Why do I need a coach? Is this just another management fad that will go away or am I missing something I should be pursuing?
Many books have been written to answer this question. Let me give you a summary of my point of view on executive coaching. A good coaching relationship can be a valuable learning tool in your leadership development arsenal. But the key to making it work is to realize that coaching is a solution to an identified problem. Any solution, matched to the right problem, makes sense.
Here are some of the best reasons to use a coach:
1. You need an objective, unbiased assessment of your observations and actions.
Rarely does a CEO have a “truth-teller” in the organization. Just think of that hapless emperor who had been told by a young child that he was shorn clothing.
2. You need accurate and timely feedback on your leadership effectiveness.
Coaches can interview people around you at work and get good feedback on what you are doing that works and what you need to change.
3. You need someone to guide you through reflection and self-analysis.
I’ve had clients tell me the best part of having a coach was the monthly, uninterrupted period of time to think without distractions.

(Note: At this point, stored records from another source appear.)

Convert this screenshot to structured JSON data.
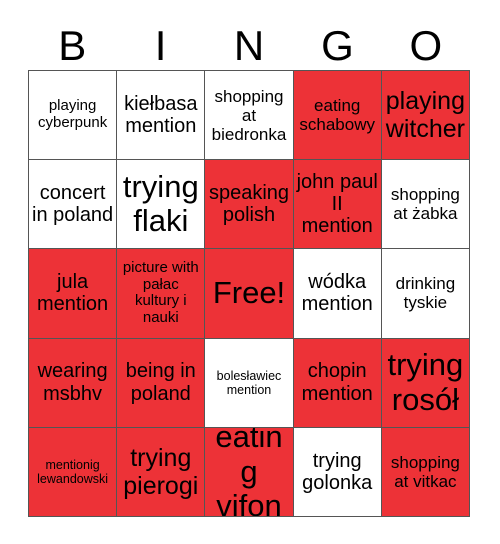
{
  "card": {
    "title": "BINGO",
    "headers": [
      "B",
      "I",
      "N",
      "G",
      "O"
    ],
    "colors": {
      "marked": "#ed3237",
      "unmarked": "#ffffff",
      "grid_line": "#555555",
      "text": "#000000"
    },
    "free_space": "Free!",
    "rows": [
      [
        {
          "label": "playing cyberpunk",
          "marked": false,
          "size": "sm"
        },
        {
          "label": "kiełbasa mention",
          "marked": false,
          "size": "lg"
        },
        {
          "label": "shopping at biedronka",
          "marked": false,
          "size": "md"
        },
        {
          "label": "eating schabowy",
          "marked": true,
          "size": "md"
        },
        {
          "label": "playing witcher",
          "marked": true,
          "size": "xl"
        }
      ],
      [
        {
          "label": "concert in poland",
          "marked": false,
          "size": "lg"
        },
        {
          "label": "trying flaki",
          "marked": false,
          "size": "xxl"
        },
        {
          "label": "speaking polish",
          "marked": true,
          "size": "lg"
        },
        {
          "label": "john paul II mention",
          "marked": true,
          "size": "lg"
        },
        {
          "label": "shopping at żabka",
          "marked": false,
          "size": "md"
        }
      ],
      [
        {
          "label": "jula mention",
          "marked": true,
          "size": "lg"
        },
        {
          "label": "picture with pałac kultury i nauki",
          "marked": true,
          "size": "sm"
        },
        {
          "label": "Free!",
          "marked": true,
          "size": "xxl"
        },
        {
          "label": "wódka mention",
          "marked": false,
          "size": "lg"
        },
        {
          "label": "drinking tyskie",
          "marked": false,
          "size": "md"
        }
      ],
      [
        {
          "label": "wearing msbhv",
          "marked": true,
          "size": "lg"
        },
        {
          "label": "being in poland",
          "marked": true,
          "size": "lg"
        },
        {
          "label": "bolesławiec mention",
          "marked": false,
          "size": "xs"
        },
        {
          "label": "chopin mention",
          "marked": true,
          "size": "lg"
        },
        {
          "label": "trying rosół",
          "marked": true,
          "size": "xxl"
        }
      ],
      [
        {
          "label": "mentionig lewandowski",
          "marked": true,
          "size": "xs"
        },
        {
          "label": "trying pierogi",
          "marked": true,
          "size": "xl"
        },
        {
          "label": "eating vifon",
          "marked": true,
          "size": "xxl"
        },
        {
          "label": "trying golonka",
          "marked": false,
          "size": "lg"
        },
        {
          "label": "shopping at vitkac",
          "marked": true,
          "size": "md"
        }
      ]
    ]
  }
}
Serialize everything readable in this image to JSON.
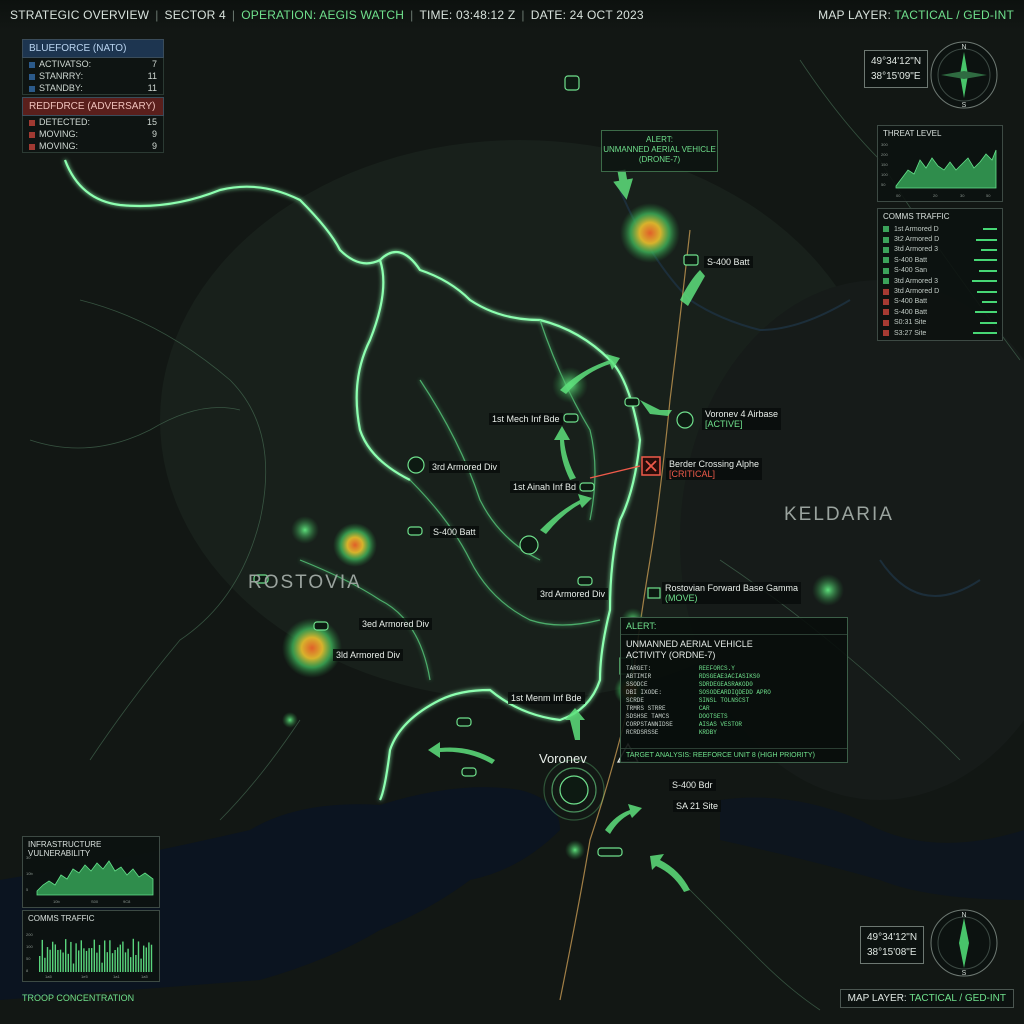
{
  "topbar": {
    "strategic": "STRATEGIC OVERVIEW",
    "sector": "SECTOR 4",
    "operation": "OPERATION: AEGIS WATCH",
    "time": "TIME: 03:48:12 Z",
    "date": "DATE: 24 OCT 2023",
    "map_layer_prefix": "MAP LAYER:",
    "map_layer_value": "TACTICAL / GED-INT"
  },
  "blueforce": {
    "title": "BLUEFORCE (NATO)",
    "rows": [
      {
        "label": "ACTIVATSO:",
        "value": "7"
      },
      {
        "label": "STANRRY:",
        "value": "11"
      },
      {
        "label": "STANDBY:",
        "value": "11"
      }
    ]
  },
  "redforce": {
    "title": "REDFDRCE (ADVERSARY)",
    "rows": [
      {
        "label": "DETECTED:",
        "value": "15"
      },
      {
        "label": "MOVING:",
        "value": "9"
      },
      {
        "label": "MOVING:",
        "value": "9"
      }
    ]
  },
  "coords_top": {
    "lat": "49°34'12\"N",
    "lon": "38°15'09\"E"
  },
  "coords_bottom": {
    "lat": "49°34'12\"N",
    "lon": "38°15'08\"E"
  },
  "compass": {
    "n": "N",
    "s": "S"
  },
  "threat_level": {
    "title": "THREAT LEVEL",
    "yticks": [
      "300",
      "200",
      "150",
      "100",
      "50"
    ],
    "xticks": [
      "00",
      "20",
      "30",
      "50"
    ]
  },
  "comms_right": {
    "title": "COMMS TRAFFIC",
    "rows": [
      {
        "label": "1st Armored D",
        "color": "#3ba25a"
      },
      {
        "label": "3t2 Armored D",
        "color": "#3ba25a"
      },
      {
        "label": "3td Armored 3",
        "color": "#3ba25a"
      },
      {
        "label": "S-400 Batt",
        "color": "#3ba25a"
      },
      {
        "label": "S-400 San",
        "color": "#3ba25a"
      },
      {
        "label": "3td Armored 3",
        "color": "#3ba25a"
      },
      {
        "label": "3td Armored D",
        "color": "#a53a32"
      },
      {
        "label": "S-400 Batt",
        "color": "#a53a32"
      },
      {
        "label": "S-400 Batt",
        "color": "#a53a32"
      },
      {
        "label": "S0:31 Site",
        "color": "#a53a32"
      },
      {
        "label": "S3:27 Site",
        "color": "#a53a32"
      }
    ]
  },
  "infra": {
    "title": "INFRASTRUCTURE VULNERABILITY",
    "yticks": [
      "30",
      "10b",
      "5"
    ],
    "xticks": [
      "10b",
      "S00",
      "9C8"
    ]
  },
  "comms_left": {
    "title": "COMMS TRAFFIC",
    "yticks": [
      "200",
      "100",
      "50",
      "8"
    ],
    "xticks": [
      "1a5",
      "1e5",
      "1a1",
      "1a5"
    ]
  },
  "alert_drone": {
    "title": "ALERT:",
    "line1": "UNMANNED AERIAL VEHICLE",
    "line2": "(DRONE-7)"
  },
  "alert_box": {
    "header": "ALERT:",
    "title1": "UNMANNED AERIAL VEHICLE",
    "title2": "ACTIVITY (ORDNE-7)",
    "rows": [
      {
        "k": "TARGET:",
        "v": "REEFORCS.Y"
      },
      {
        "k": "ABTIMIR",
        "v": "RDSGEAE3ACIASIKS0"
      },
      {
        "k": "SSODCE",
        "v": "SDRDEGEASRAKOD0"
      },
      {
        "k": "DBI IXODE:",
        "v": "SOSODEARDIQDEDD APRO"
      },
      {
        "k": "SCRDE",
        "v": "SINSL TOLNSCST"
      },
      {
        "k": "TRMRS STRRE",
        "v": "CAR"
      },
      {
        "k": "SDSHSE TAMCS",
        "v": "DOOTSETS"
      },
      {
        "k": "CORPSTANNIDSE",
        "v": "AISAS VESTOR"
      },
      {
        "k": "RCRDSRSSE",
        "v": "KRDBY"
      }
    ],
    "footer": "TARGET ANALYSIS: REEFORCE UNIT 8 (HIGH PRIORITY)"
  },
  "map_labels": {
    "s400_top": "S-400 Batt",
    "airbase": "Voronev 4 Airbase",
    "airbase_status": "[ACTIVE]",
    "mech": "1st Mech Inf Bde",
    "armored3_top": "3rd Armored Div",
    "border": "Berder Crossing Alphe",
    "border_status": "[CRITICAL]",
    "inf1": "1st Ainah Inf Bd",
    "s400_mid": "S-400 Batt",
    "armored3_mid": "3rd Armored Div",
    "base": "Rostovian Forward Base Gamma",
    "base_status": "(MOVE)",
    "armored_a": "3ed Armored Div",
    "armored_b": "3ld Armored Div",
    "inf_bottom": "1st Menm Inf Bde",
    "city": "Voronev",
    "s400_bottom": "S-400 Bdr",
    "sa21": "SA 21 Site"
  },
  "regions": {
    "west": "ROSTOVIA",
    "east": "KELDARIA"
  },
  "footer": {
    "left": "TROOP CONCENTRATION"
  },
  "colors": {
    "accent": "#6fe08c",
    "blue": "#1d3550",
    "red": "#5a1f1c",
    "critical": "#ef5a4a",
    "border_glow": "#8dffb0"
  }
}
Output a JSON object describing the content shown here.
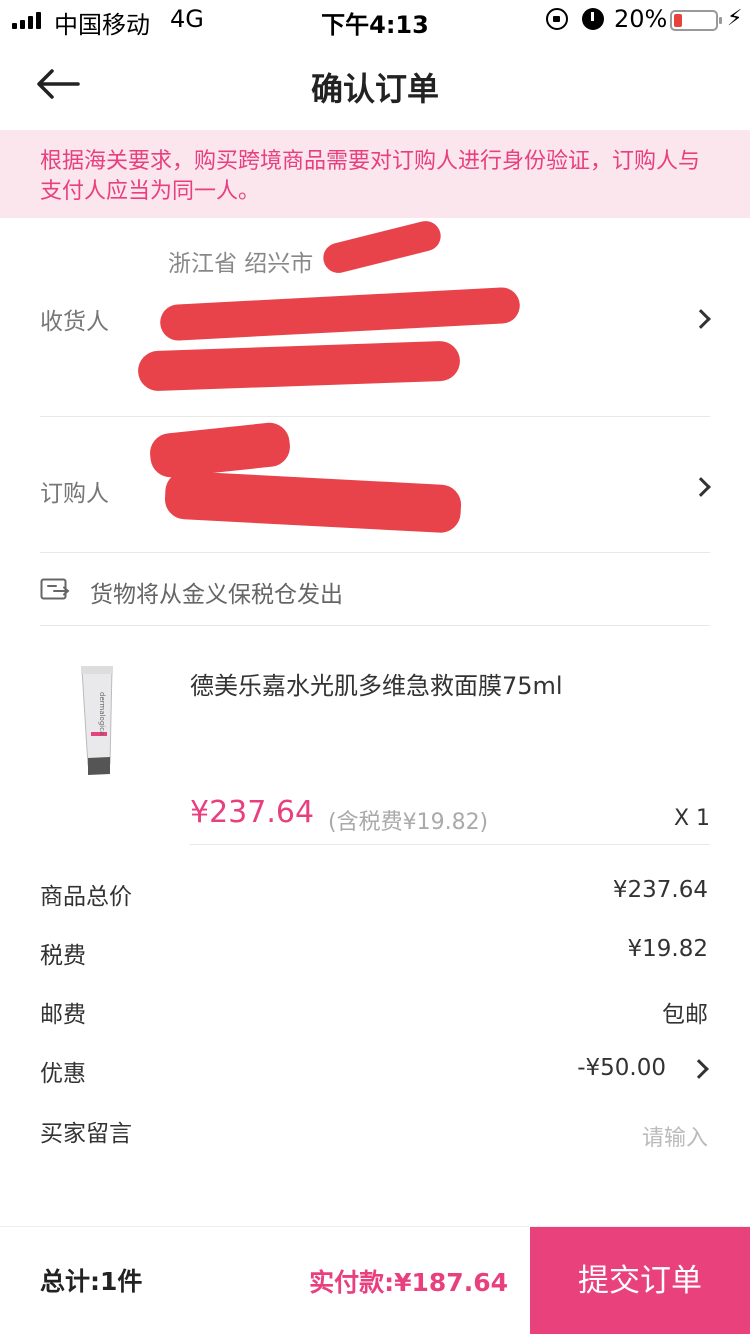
{
  "status_bar": {
    "carrier": "中国移动",
    "network": "4G",
    "time": "下午4:13",
    "battery_percent": "20%",
    "battery_level": 0.2,
    "icons": [
      "signal-icon",
      "orientation-lock-icon",
      "alarm-icon",
      "battery-icon",
      "charging-icon"
    ]
  },
  "nav": {
    "title": "确认订单",
    "back_icon": "back-arrow-icon"
  },
  "notice": {
    "text": "根据海关要求，购买跨境商品需要对订购人进行身份验证，订购人与支付人应当为同一人。"
  },
  "address": {
    "region": "浙江省 绍兴市",
    "receiver_label": "收货人",
    "buyer_label": "订购人"
  },
  "shipping": {
    "text": "货物将从金义保税仓发出",
    "icon": "warehouse-icon"
  },
  "product": {
    "name": "德美乐嘉水光肌多维急救面膜75ml",
    "price": "¥237.64",
    "tax_note": "(含税费¥19.82)",
    "quantity": "X 1"
  },
  "summary": {
    "goods_total_label": "商品总价",
    "goods_total": "¥237.64",
    "tax_label": "税费",
    "tax": "¥19.82",
    "shipping_label": "邮费",
    "shipping": "包邮",
    "discount_label": "优惠",
    "discount": "-¥50.00",
    "message_label": "买家留言",
    "message_placeholder": "请输入"
  },
  "bottom": {
    "total_count": "总计:1件",
    "pay_amount": "实付款:¥187.64",
    "submit_label": "提交订单"
  },
  "colors": {
    "accent": "#e9417c",
    "notice_bg": "#fbe6ee",
    "redaction": "#e8434b"
  }
}
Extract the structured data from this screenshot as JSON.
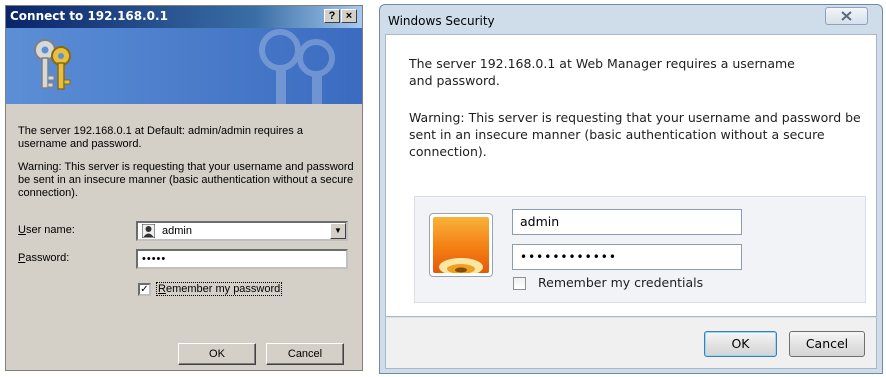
{
  "xp_dialog": {
    "title": "Connect to 192.168.0.1",
    "help_btn": "?",
    "close_btn": "×",
    "message": "The server 192.168.0.1 at Default: admin/admin requires a username and password.",
    "warning": "Warning: This server is requesting that your username and password be sent in an insecure manner (basic authentication without a secure connection).",
    "username_label_first": "U",
    "username_label_rest": "ser name:",
    "username_value": "admin",
    "password_label_first": "P",
    "password_label_rest": "assword:",
    "password_value": "•••••",
    "remember_checked": true,
    "remember_label_first": "R",
    "remember_label_rest": "emember my password",
    "ok_label": "OK",
    "cancel_label": "Cancel"
  },
  "win7_dialog": {
    "title": "Windows Security",
    "message": "The server 192.168.0.1 at Web Manager requires a username and password.",
    "warning": "Warning: This server is requesting that your username and password be sent in an insecure manner (basic authentication without a secure connection).",
    "username_value": "admin",
    "password_value": "••••••••••••",
    "remember_label": "Remember my credentials",
    "remember_checked": false,
    "ok_label": "OK",
    "cancel_label": "Cancel"
  },
  "colors": {
    "xp_title_start": "#0a246a",
    "xp_face": "#d4d0c8",
    "win7_frame": "#cfdcea",
    "win7_ok_border": "#3c7fb1"
  },
  "icons": [
    "keys-icon",
    "user-icon",
    "help-icon",
    "close-icon",
    "dropdown-arrow-icon",
    "user-tile-icon"
  ]
}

Someone who asks you good questions can really get you thinking.
4. You need an outsider’s point of view on an issue.
You need to hear from someone who works with other executives and sees what works and what does not. This is especially helpful if you grew up in your organization and have limited experience with other companies, their cultures, and ways of doing things. A coach can increase your knowledge of best practices and ways to get things done.